Il ne se donna même pas la peine de paraître sincère. Elle l’ennuyait, elle l’agaçait par trop. Il constata même avec étonnement que l’intérêt qu’il lui portait sur le plan sexuel commençait à retomber. Ce n’est pas une chamelle, songea-t-il, mais une vache. Une vache ridicule, avec des fantasmes d’intelligence.
Il laissa quand même sa main où elle était. Jolanda se balança doucement d’avant en arrière, les cuisses serrées sur cette main. Puis elle se tourna vers lui, ouvrit les yeux et le considéra d’un air bizarre, aguicheur et provocant, un sourire rêveur aux lèvres, comme si elle venait de décider de lui révéler un secret de la plus haute importance.

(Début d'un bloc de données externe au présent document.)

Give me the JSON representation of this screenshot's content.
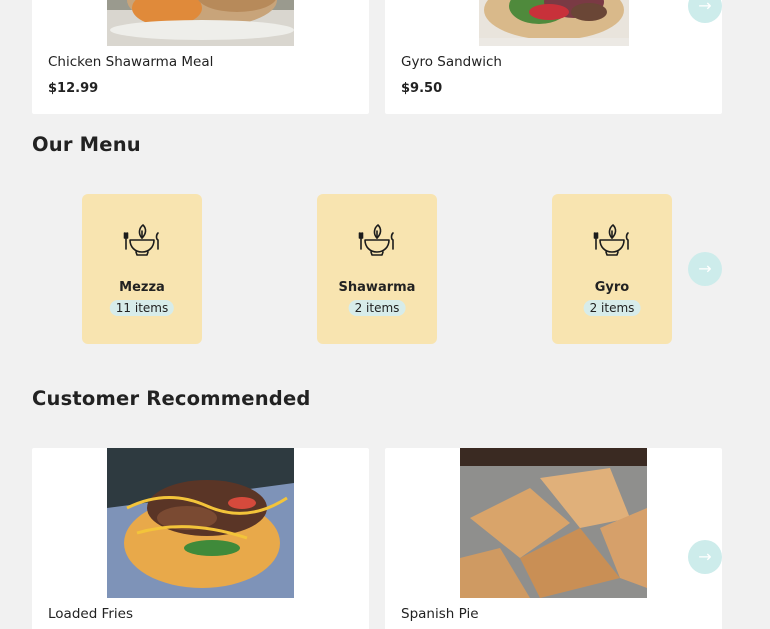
{
  "featured": {
    "items": [
      {
        "name": "Chicken Shawarma Meal",
        "price": "$12.99"
      },
      {
        "name": "Gyro Sandwich",
        "price": "$9.50"
      }
    ],
    "next_icon": "arrow-right-icon"
  },
  "menu": {
    "title": "Our Menu",
    "categories": [
      {
        "name": "Mezza",
        "count": "11 items",
        "icon": "food-bowl-icon"
      },
      {
        "name": "Shawarma",
        "count": "2 items",
        "icon": "food-bowl-icon"
      },
      {
        "name": "Gyro",
        "count": "2 items",
        "icon": "food-bowl-icon"
      }
    ],
    "next_icon": "arrow-right-icon"
  },
  "recommended": {
    "title": "Customer Recommended",
    "items": [
      {
        "name": "Loaded Fries"
      },
      {
        "name": "Spanish Pie"
      }
    ],
    "next_icon": "arrow-right-icon"
  },
  "colors": {
    "background": "#f1f1f1",
    "category_tile": "#f8e4b0",
    "count_badge": "#d7ecea",
    "next_button": "#cdeceb"
  }
}
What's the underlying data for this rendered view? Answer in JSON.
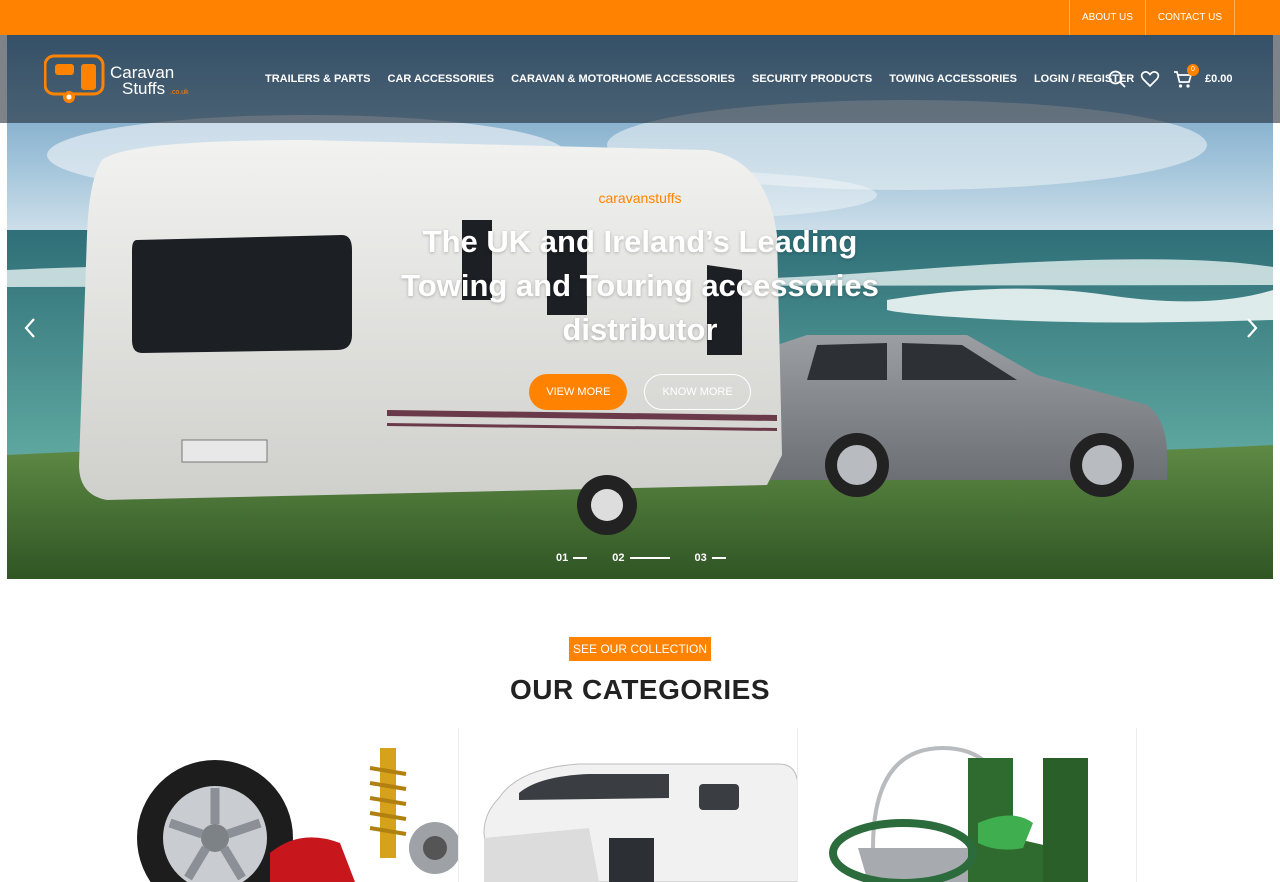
{
  "topbar": {
    "about": "ABOUT US",
    "contact": "CONTACT US"
  },
  "logo": {
    "line1": "Caravan",
    "line2": "Stuffs",
    "suffix": ".co.uk"
  },
  "nav": {
    "items": [
      "TRAILERS & PARTS",
      "CAR ACCESSORIES",
      "CARAVAN & MOTORHOME ACCESSORIES",
      "SECURITY PRODUCTS",
      "TOWING ACCESSORIES",
      "LOGIN / REGISTER"
    ]
  },
  "cart": {
    "count": "0",
    "total": "£0.00"
  },
  "hero": {
    "eyebrow": "caravanstuffs",
    "title": "The UK and Ireland’s Leading Towing and Touring accessories distributor",
    "btn_primary": "VIEW MORE",
    "btn_secondary": "KNOW MORE",
    "slides": [
      "01",
      "02",
      "03"
    ],
    "active_slide": 2
  },
  "section": {
    "tag": "SEE OUR COLLECTION",
    "title": "OUR CATEGORIES"
  },
  "icons": {
    "search": "search-icon",
    "wishlist": "heart-icon",
    "cart": "cart-icon",
    "prev": "chevron-left-icon",
    "next": "chevron-right-icon"
  },
  "colors": {
    "accent": "#ff8300",
    "dark_text": "#222222"
  }
}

— Il faut que je te dise que je n’attendrai peut-être pas que notre environnement continue à se détériorer. J’envisage sérieusement d’aller m’établir sous peu sur un satellite L-5.
— Vraiment ? As-tu fixé ton choix sur l’un d’eux en particulier ?
— Oui, il s’appelle Valparaiso Nuevo.
— Je n’en ai jamais entendu parler, fit Enron.
Ils étaient dans une quasi-obscurité, le regard fixé sur le ciel ténébreux. Un chat qu’il ne se rappelait pas avoir encore vu, aux très longues pattes et à la fine tête anguleuse, venait d’apparaître et se frottait contre sa chaussure. La bouteille de vin était vide.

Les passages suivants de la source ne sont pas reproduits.